ロリン・マゼール氏が7月13日に逝去された。マスコミの報道はウクライナでのマレーシア航空撃墜が大きく扱われ、彼の死はあまり表には出なかった。ネットでの報道も彼のキャリアに比較し少なかった。私が彼の名を知ったのは音楽が好きになってまもなくの中学生の時だ。1963年に東京日比谷の日生劇場の杮落としに、ベルリンドイツオペラの引っ越公演が行われ、その公演のチケットを求めるために徹夜して並んだとの新聞記事を読み、子供心に「すごい人が来るんだ・・・」と思った新聞記事に彼の名を読んだ時だった。その後にわかったことは騒ぎの中心はカール・ベームがフィデリオ、フィガロの結婚と第九の演奏会だったのだ。マゼールはいわば付け足しみたいなものだったのだが、その当時は「音楽が事件」だったのだと思うと、、今は年がら年中外来演奏家が日本各地でコンサートを行っていることが日常化し、震災で取りやめになったことが異常の世の中になった。蛇足だが、手元にカール・ベームのその時のCDがあるが今聴いてもその時の日本の熱気を感じることができる。
蛇足ついでだが、当時中学生の頃はベートーヴェンの交響曲を生で聴いたことが学校内で極小数だったし自慢だったが、高校に進学したらカラヤン+ベルリンフィルのブルックナーの8番を聴くために徹夜で並びチケットを確保したクラスメイトがいた事に驚かされた。中学時代の地域の狭さが高校進学で世界が大きく広がったことを実感したものだった。

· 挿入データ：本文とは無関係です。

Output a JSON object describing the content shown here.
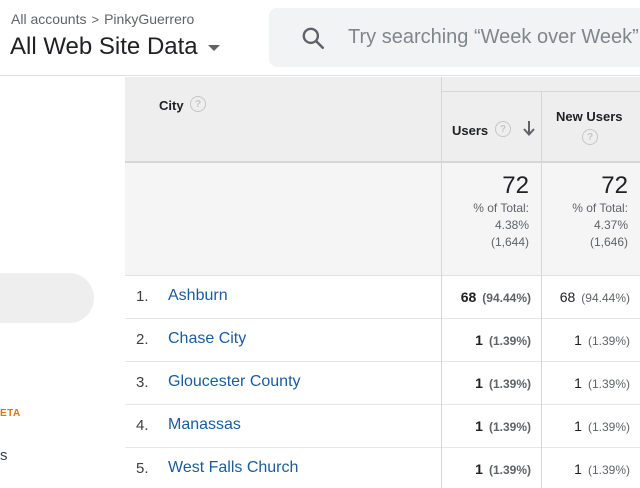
{
  "header": {
    "breadcrumb": {
      "accounts": "All accounts",
      "separator": ">",
      "account": "PinkyGuerrero"
    },
    "view_title": "All Web Site Data",
    "search": {
      "placeholder": "Try searching “Week over Week”",
      "icon": "search-icon"
    }
  },
  "sidebar": {
    "beta_label": "ETA",
    "partial_label": "s"
  },
  "table": {
    "columns": {
      "city": "City",
      "users": "Users",
      "new_users": "New Users",
      "help_glyph": "?"
    },
    "sort": {
      "column": "users",
      "direction": "descending",
      "icon": "arrow-down-icon"
    },
    "totals": {
      "users": {
        "value": "72",
        "pct_label": "% of Total:",
        "pct": "4.38%",
        "total": "(1,644)"
      },
      "new_users": {
        "value": "72",
        "pct_label": "% of Total:",
        "pct": "4.37%",
        "total": "(1,646)"
      }
    },
    "rows": [
      {
        "rank": "1.",
        "city": "Ashburn",
        "users": "68",
        "users_pct": "(94.44%)",
        "new_users": "68",
        "new_users_pct": "(94.44%)"
      },
      {
        "rank": "2.",
        "city": "Chase City",
        "users": "1",
        "users_pct": "(1.39%)",
        "new_users": "1",
        "new_users_pct": "(1.39%)"
      },
      {
        "rank": "3.",
        "city": "Gloucester County",
        "users": "1",
        "users_pct": "(1.39%)",
        "new_users": "1",
        "new_users_pct": "(1.39%)"
      },
      {
        "rank": "4.",
        "city": "Manassas",
        "users": "1",
        "users_pct": "(1.39%)",
        "new_users": "1",
        "new_users_pct": "(1.39%)"
      },
      {
        "rank": "5.",
        "city": "West Falls Church",
        "users": "1",
        "users_pct": "(1.39%)",
        "new_users": "1",
        "new_users_pct": "(1.39%)"
      }
    ]
  },
  "colors": {
    "link": "#1a5c9e",
    "beta": "#e37400",
    "header_bg": "#eeeeee",
    "summary_bg": "#f5f5f5"
  }
}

私が初めてマゼールの音楽を聴いたのは、大学時代にモーツァルトの短調に興味を持ち、当時ステレオLPでは一番安かったことだけで選んだのが彼のLPだった。しかしこれは偶然とはいえ今もって最良の選択だと思っている。25番、29番ともに緊張感のある演奏で、「生き急いだ」モーツァルトの音楽を具現化した素晴らしい出来だと思っている。その後の彼の演奏にはないもので、早熟の天才少年としてデビューした彼の片鱗を聴くことができる。これが現在絶版になっているのが理解できない。私は現在24bit 96kHzにPCオーディオ化して聴いている。
しかしその後は彼の演奏を聴くことはあまりなく、手持ちのCDも少なく、彼の演奏が聴きたくて購入したものは少ない。
カルメンは、モッフォとコレルリが聴きたくて、アイーダはDVDが2組でしかも1枚はソフィアローレンがアイーダで歌の吹き替えがテバルディという珍品が抱き合わせに食指が動き購入したスカラ座での演奏、そしてワグナーのリングを交響組曲に仕立てあげた演奏は、ベルリン・ウィーン、ミラノと世界最高峰の歌劇場のシェフを務めた彼の資質が生かされている。
CDでは、ギレリスの弾くチャイコフスキーのピアノ協奏曲全曲、リヒテルの弾くプロコフィエフのNo.5、バルトークのNo.3、アシュケナージとのスクリャービンと旧ソ連の大物3人のピアニストにオケ伴を務め3人の個性を引き出した彼の力量の凄さに驚かされた。
しかしながら正直、彼の音楽には馴染めなかった。彼の演奏には演奏曲への共感が感じられず、演奏自体が解説者の評論に聞こえるからだ。生演奏は所沢ミューズでのブラームスだけだが、演奏前にミューズの舞台でホールの響きを確かめていた姿を思い出すが、彼の奏でた演奏の印象は残っていない。しかしながら天才少年と呼ばれた彼が奇才として世界の名だたる歌劇場、オーケストラのシェフを歴任して膨大な録音を残して世を去ったことは、まさしくカラヤン・バーンステインに次ぐ昭和の時代の大指揮者であったことには代わりが無い。クラシック演奏も昭和は遠くになりにけり。